Other state-level programs exist to address community college enrollment issues by directly engaging high school students. One such program is NC Works. NC Works is a statewide collaboration with partners including: NC Department of Commerce, NCCCS, DPI, and the NC Department of Health and Human Systems.[xvii] NC Works is primarily funded through federal grants under the Workforce Innovation and Opportunity Act (WIOA) which are distributed across partner agencies.[xviii]

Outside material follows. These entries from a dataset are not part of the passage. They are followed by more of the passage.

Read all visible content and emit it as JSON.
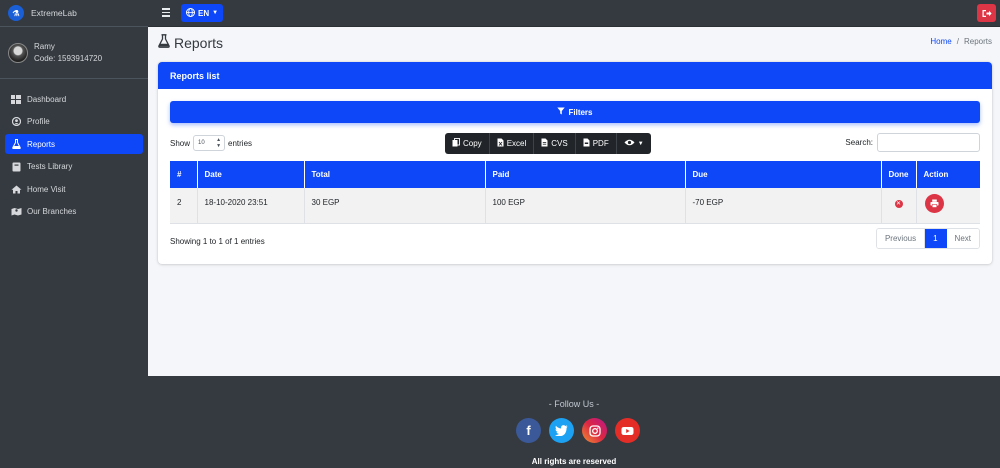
{
  "brand": {
    "name": "ExtremeLab"
  },
  "user": {
    "name": "Ramy",
    "code": "Code: 1593914720"
  },
  "sidebar": {
    "items": [
      {
        "label": "Dashboard",
        "icon": "dashboard-icon",
        "active": false
      },
      {
        "label": "Profile",
        "icon": "user-icon",
        "active": false
      },
      {
        "label": "Reports",
        "icon": "flask-icon",
        "active": true
      },
      {
        "label": "Tests Library",
        "icon": "book-icon",
        "active": false
      },
      {
        "label": "Home Visit",
        "icon": "home-icon",
        "active": false
      },
      {
        "label": "Our Branches",
        "icon": "map-icon",
        "active": false
      }
    ]
  },
  "topbar": {
    "language": "EN"
  },
  "page": {
    "title": "Reports",
    "breadcrumb": {
      "home": "Home",
      "current": "Reports"
    }
  },
  "card": {
    "title": "Reports list",
    "filters_label": "Filters",
    "show_label": "Show",
    "entries_value": "10",
    "entries_label": "entries",
    "search_label": "Search:",
    "search_value": "",
    "export_buttons": [
      "Copy",
      "Excel",
      "CVS",
      "PDF"
    ],
    "table": {
      "headers": [
        "#",
        "Date",
        "Total",
        "Paid",
        "Due",
        "Done",
        "Action"
      ],
      "rows": [
        {
          "num": "2",
          "date": "18-10-2020 23:51",
          "total": "30 EGP",
          "paid": "100 EGP",
          "due": "-70 EGP",
          "done": false
        }
      ]
    },
    "info": "Showing 1 to 1 of 1 entries",
    "pagination": {
      "previous": "Previous",
      "current": "1",
      "next": "Next"
    }
  },
  "footer": {
    "follow": "- Follow Us -",
    "copyright": "All rights are reserved",
    "socials": [
      "facebook-icon",
      "twitter-icon",
      "instagram-icon",
      "youtube-icon"
    ]
  },
  "colors": {
    "primary": "#0d47f8",
    "sidebar": "#343a40",
    "danger": "#dc3545",
    "background": "#f4f6f9"
  }
}
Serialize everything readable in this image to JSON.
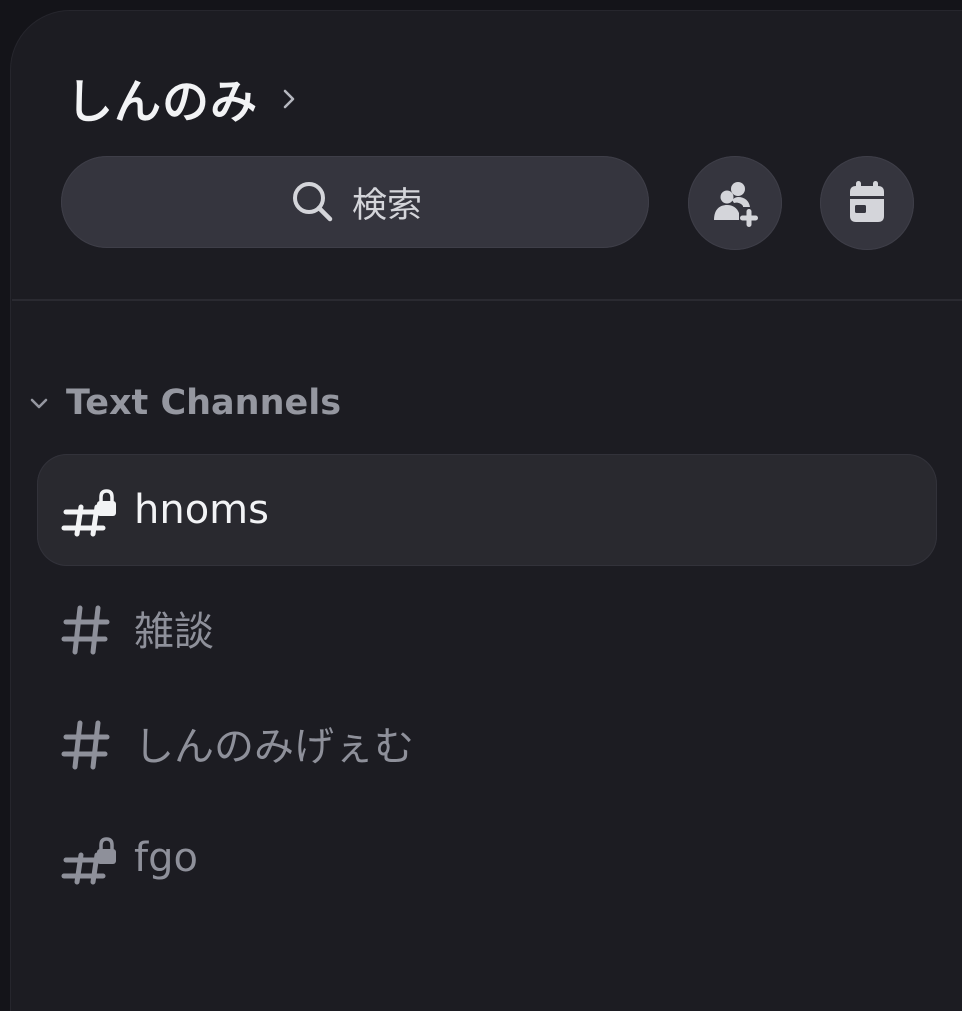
{
  "server": {
    "name": "しんのみ"
  },
  "search": {
    "label": "検索"
  },
  "actions": {
    "invite_icon": "person-add-icon",
    "events_icon": "calendar-icon"
  },
  "category": {
    "label": "Text Channels",
    "icon": "chevron-down-icon"
  },
  "channels": [
    {
      "name": "hnoms",
      "icon": "hash-lock-icon",
      "selected": true
    },
    {
      "name": "雑談",
      "icon": "hash-icon",
      "selected": false
    },
    {
      "name": "しんのみげぇむ",
      "icon": "hash-icon",
      "selected": false
    },
    {
      "name": "fgo",
      "icon": "hash-lock-icon",
      "selected": false
    }
  ],
  "colors": {
    "background": "#1c1c22",
    "selected_channel_bg": "#29292f",
    "button_bg": "#35353e",
    "text_primary": "#f2f3f5",
    "text_muted": "#8e909a"
  }
}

Created by a 2016 General Assembly mandate, the NC Works Career Coach program places community college career coaches in selected high schools.[xix] These career coaches assist students with defining personal career goals and identifying relevant community college programs that allow students to achieve those goals. The Career Coach program works in tandem with NC Works Certified Career Pathways. These Pathways contain established community college course sequences which lead to certifications and degrees meeting local workforce needs.[xx]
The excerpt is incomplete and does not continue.